Migration is perhaps one of the phenomena with the most atoms. It is not simply the departure of a person from his country, it is the emptiness that a process like this generates internally and externally for those who suffer it. It is a psychological and anthropological damage at the same time, because it is essentially an uprooting. Uprooting that can be harder if the process is forced like what Venezuelans have experienced, where it is not a planned migration in which you meditate in advance and coordinate each step you take for your trip. No. The Venezuelan process is like a life race between a swimmer and a shark. Simply, getting on a plane to find a new destination is not the same as risking your life paying a coyote to take you to a “safe” place.

This Venezuelan migration has evolved as time has passed.
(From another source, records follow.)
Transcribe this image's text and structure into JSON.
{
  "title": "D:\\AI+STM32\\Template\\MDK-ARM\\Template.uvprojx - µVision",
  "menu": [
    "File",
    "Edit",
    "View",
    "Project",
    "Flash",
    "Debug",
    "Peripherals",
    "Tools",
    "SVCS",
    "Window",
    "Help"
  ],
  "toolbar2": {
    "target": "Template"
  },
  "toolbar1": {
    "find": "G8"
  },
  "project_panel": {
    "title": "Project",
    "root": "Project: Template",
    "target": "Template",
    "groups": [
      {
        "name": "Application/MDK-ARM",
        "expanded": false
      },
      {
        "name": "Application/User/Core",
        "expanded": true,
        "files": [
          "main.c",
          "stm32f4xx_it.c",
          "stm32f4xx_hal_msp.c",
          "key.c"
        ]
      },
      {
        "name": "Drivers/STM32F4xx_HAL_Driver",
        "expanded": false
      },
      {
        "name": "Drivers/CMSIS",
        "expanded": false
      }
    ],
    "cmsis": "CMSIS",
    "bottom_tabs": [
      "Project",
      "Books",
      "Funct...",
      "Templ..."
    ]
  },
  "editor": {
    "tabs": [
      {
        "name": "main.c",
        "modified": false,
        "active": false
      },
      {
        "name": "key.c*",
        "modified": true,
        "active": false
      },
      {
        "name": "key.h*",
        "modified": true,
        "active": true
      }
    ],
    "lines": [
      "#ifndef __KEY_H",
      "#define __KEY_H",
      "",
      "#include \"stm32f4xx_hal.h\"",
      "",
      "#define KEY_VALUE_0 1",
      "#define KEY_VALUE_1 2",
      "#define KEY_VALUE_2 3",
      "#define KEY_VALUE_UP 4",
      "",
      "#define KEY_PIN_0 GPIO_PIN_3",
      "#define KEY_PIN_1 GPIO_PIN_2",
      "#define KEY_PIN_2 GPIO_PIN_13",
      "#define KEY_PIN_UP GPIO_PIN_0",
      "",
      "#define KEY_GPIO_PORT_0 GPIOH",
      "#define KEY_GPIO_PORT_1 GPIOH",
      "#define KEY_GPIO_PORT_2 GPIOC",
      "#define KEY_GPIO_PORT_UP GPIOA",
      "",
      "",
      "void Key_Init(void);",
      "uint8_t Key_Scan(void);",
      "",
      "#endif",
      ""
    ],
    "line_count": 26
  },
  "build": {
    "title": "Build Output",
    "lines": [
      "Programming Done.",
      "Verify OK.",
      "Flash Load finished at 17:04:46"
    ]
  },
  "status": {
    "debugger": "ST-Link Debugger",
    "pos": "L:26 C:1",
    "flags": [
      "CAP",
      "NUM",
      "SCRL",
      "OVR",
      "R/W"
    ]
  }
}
Initially, we had a migration of the middle and upper classes, particularly the youngest, who were escaping the economic and social policies of those in power in Venezuela. These people were, of course, looking for destinations in the countries with the best employment, educational and economic opportunities, namely the United States, Panama and Spain. This migration process intensified as of 2017, when the complete erosion of democracy and the total devastation of the economy, reflected in hyperinflation, hit all of Venezuela. From there, we began to see how the poorest classes overflowed the country’s borders, thus reaching the tragic figure of 7 million Venezuelan refugees, the second largest migratory exodus on the planet. This migration was mainly concentrated in the countries of the region. Colombia, Peru, Chile, Argentina and Ecuador were the favorite destinations for those who escaped from Nicolás Maduro at any cost.

However, as of 2021, motivated by the changes in Latin America and the economic crisis caused by COVID-19, this migration decided to leave these places and look to the United States and the American dream as the only formula to conquer a life completely worthy. Thousands of Venezuelans have ventured through the dangerous Darien jungle in order to reach the US border. This is a journey full of challenges, but hopefully they were manageable challenges. No, they are challenges that are like a coin toss, if tails land you die and if heads land you live. A jungle in which to die is natural, only taken by those who have nothing to lose. According to the Panama Migration Service, in two years more than 250,000 Venezuelans have crossed the Darién. Last year, the use of this escape route was so intense that six out of 10 who crossed it were Venezuelan nationals.

This acceleration of Venezuelan migration to the United States also shows that Venezuela is far from recovering or fixing itself, as Maduro and his circle say. On the contrary, it is a crisis that is transformed and becomes even more acute and heavy for those who are not connected to the power of the day. Maduro takes refuge in propaganda, as well as in magnificent buildings, luxurious restaurants and opulent vehicles, to make believe that everything bad has been overcome, that Venezuelans are no longer going to emigrate, because now Venezuela is submerged in a kind of renaissance. The reality is that no costume or makeup can supplant the feeling of a country that suffers from not having how to feed itself, nor how to treat a disease. The recent National Survey of Hospitals, developed by an organization of independent doctors, revealed that in the main public health centers there is a 70% shortage of operating room supplies essential for surgery, including analgesics and anesthetics. In other words, in hospitals in Venezuela performing surgery is equivalent to running without legs.

The reflection that the situation in Venezuela has not changed and that, therefore, the intention to migrate either, is the latest survey by the firm Consultores 21. The pollster published a report where it is evident that three out of 10 Venezuelans want to leave the country; Of those three, at least one plans to leave Venezuela in 2023 and the other two still do not have a set date. 40% of those who said they wanted to leave are young people between 18 and 24 years old. The study has been carried out since 2015 and during all this time it has shown a constant curve in terms of intention to migrate, this only decreased during the harshest stage of the pandemic.

When asked if any family member has returned to Venezuela, 85% answered no. Regarding destinations, 30% of those who plan to emigrate have Colombia in their sights. 21% to Chile and 17% to Peru. It is striking that these last two countries continue to be in the migratory preference of Venezuelans, despite the fact that they have increased their restrictions and entry barriers for our compatriots. In other words, despite the migratory phenomenon towards the United States, what is expected is that in the short term the region will continue to face the direct consequences of the Venezuelan exodus.

For this process of massive departure of Venezuelans to be resolved, its origin will have to be resolved. Visas and other entry barriers, as well as the militarization of borders, are a cloth of lukewarm water for a much more serious matter. Attacking the consequences of the problem will only further worsen the suffering of Venezuelans. The solution is for the countries affected by the phenomenon to build a common framework with a view to pressuring Maduro to allow competitive elections in 2024. The alignment of positions among the countries of the region is essential in building a solution to the underlying problem. We must move from the principle of non-intervention to the principle of non-indifference. One cannot be indifferent to a human problem, nor can a phenomenon of this nature be varnished with ideology. You have to put your hand on your heart and help Venezuelans to return to their country in freedom.